Résumé : La vie n’est pas de tout repos pour Thumps DreadfulWater. Alors qu’il peine à accepter tant son diabète que le cancer de Claire, voilà que la productrice d’une populaire émission d’affaires criminelles, Nina Maslow, débarque à Chinook et insiste pour que Thumps l’aide à réactiver un vieux dossier. De fait, il y a bien des années, Trudy Samuels, une jeune fille de bonne famille, avait été trouvée morte au pied d’une falaise. À l’époque, les penchants de Trudy pour l’alcool et la drogue étant bien connus, toute la population de Chinook, shérif en tête, avait adhéré à la thèse de l’accident… sauf la mère de Trudy, qui a tout de suite accusé le petit ami de sa fille, « un vaurien d’Autochtone ! », de l’avoir tuée. Or, si la productrice tient tant à déterrer ce triste épisode, c’est qu’elle y a flairé tous les ingrédients gagnants de son émission : sexe, racisme et célébrité entachée, car ledit « vaurien », Tobias Rattler, est aujourd’hui un écrivain de grande renommée. Thumps, qui ne comprend pourquoi la productrice tient tant à son aide – il ne résidait même pas à Chinook au moment des faits –, sent toutefois sa fibre policière s’éveiller quand on découvre Nina Maslow – morte ! – au même endroit et dans les mêmes circonstances que la jeune Trudy…

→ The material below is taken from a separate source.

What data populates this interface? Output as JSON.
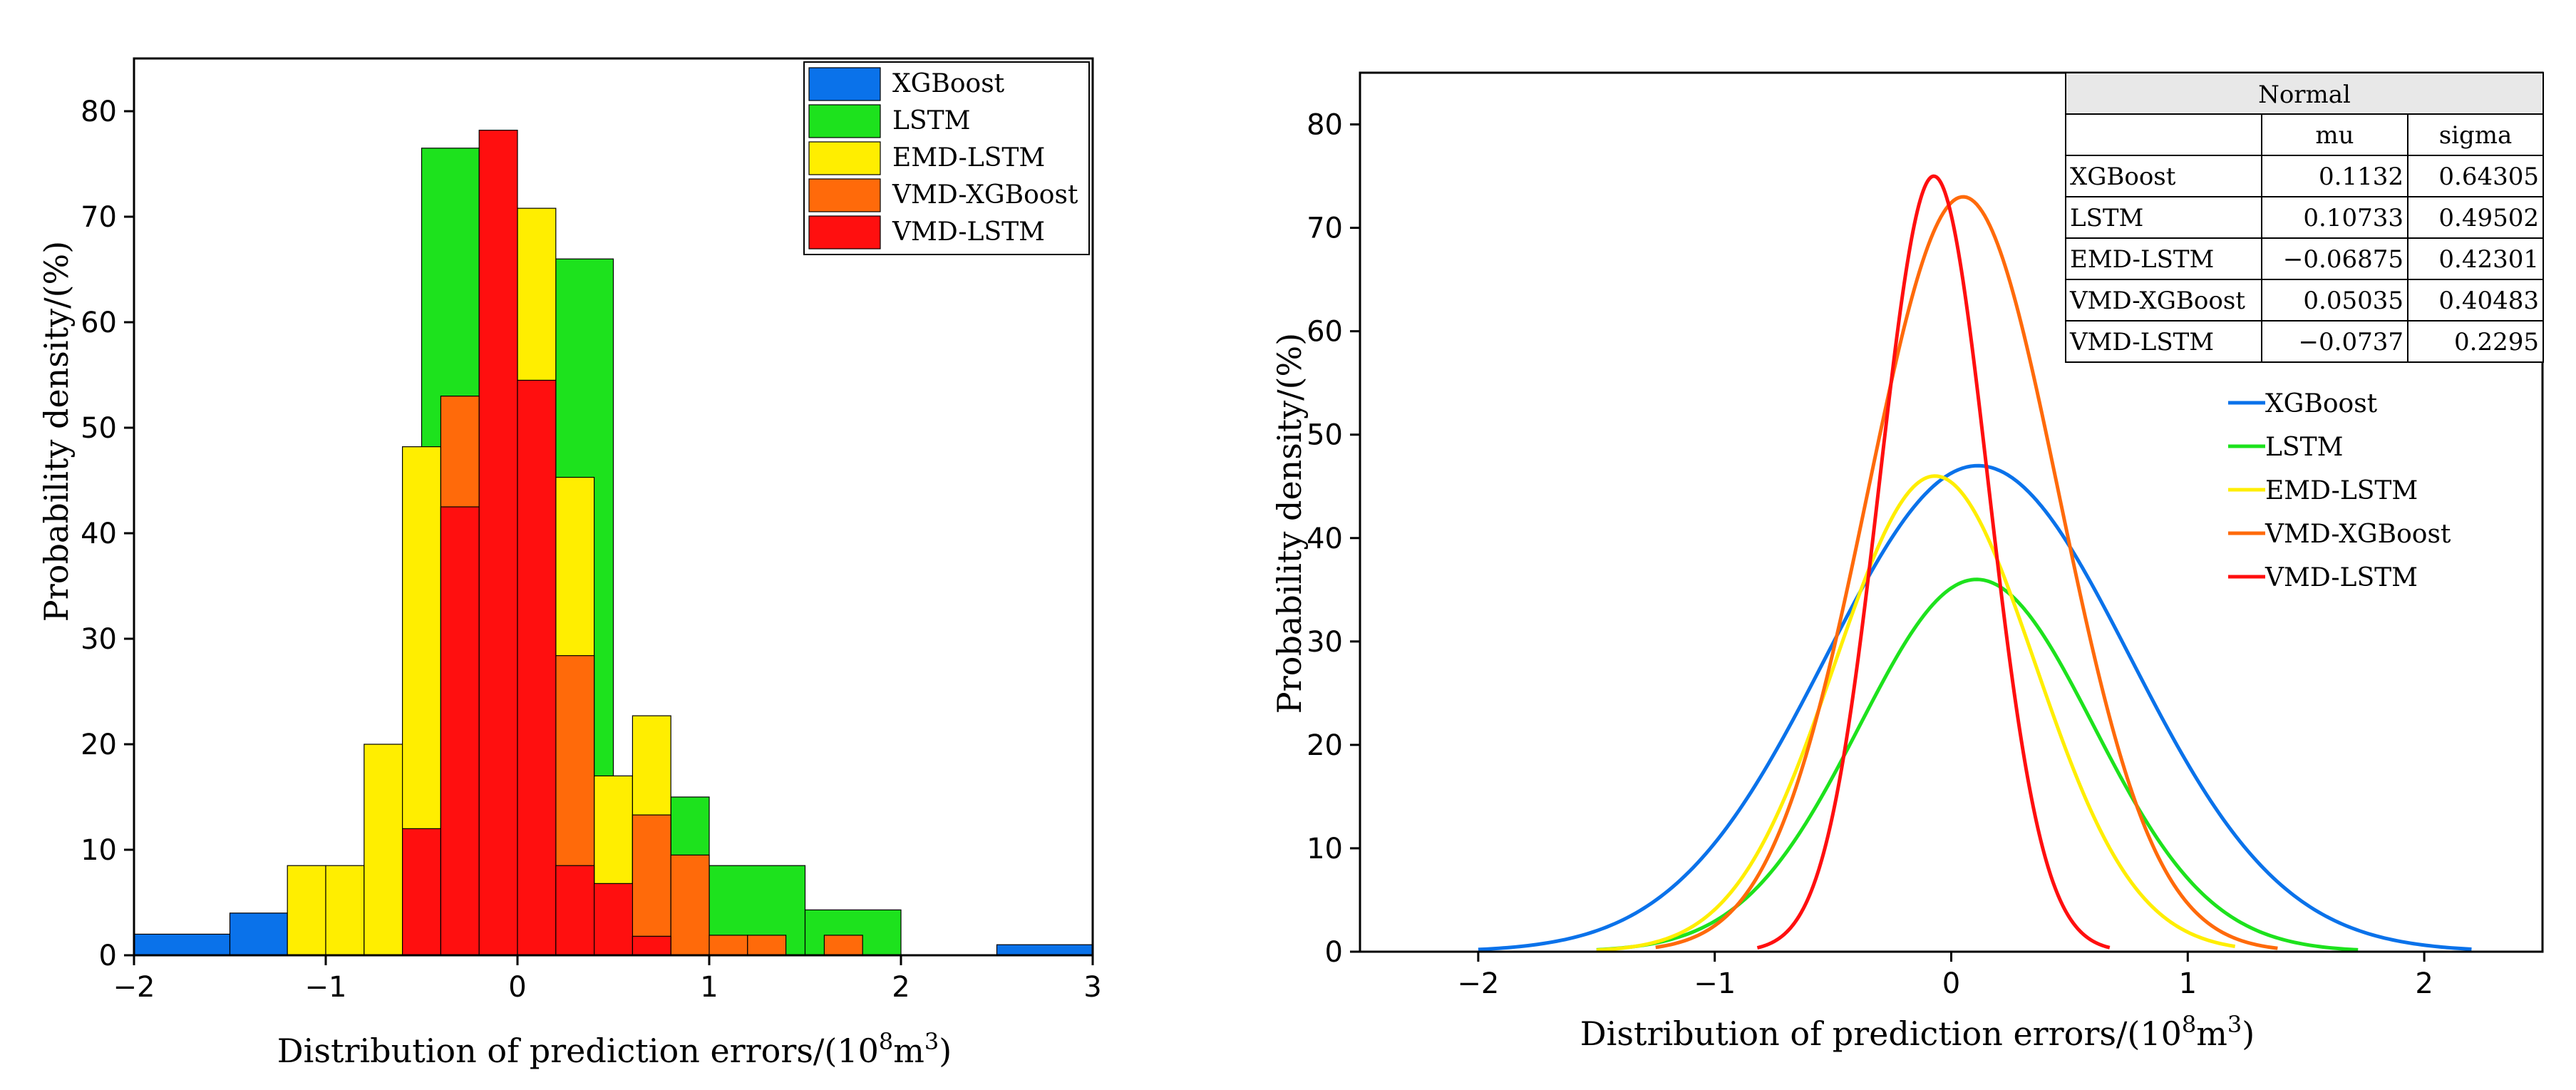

Rien ne va plus dans la vie du policier à la retraite Thumps DreadfulWater. Son chat a disparu depuis au moins deux semaines. Sa Volvo qu’il a prêtée à Colley a été emboutie à un feu rouge et n’est peut-être pas réparable. Claire est partie pour un temps indéterminé et Thumps s’en inquiète. Finalement, son diabète fait des siennes et il devra maintenant utiliser de l’insuline pour tenter de tout régulariser. Ah oui, il y a aussi un meurtre ou deux à élucider, s’il lui reste du temps.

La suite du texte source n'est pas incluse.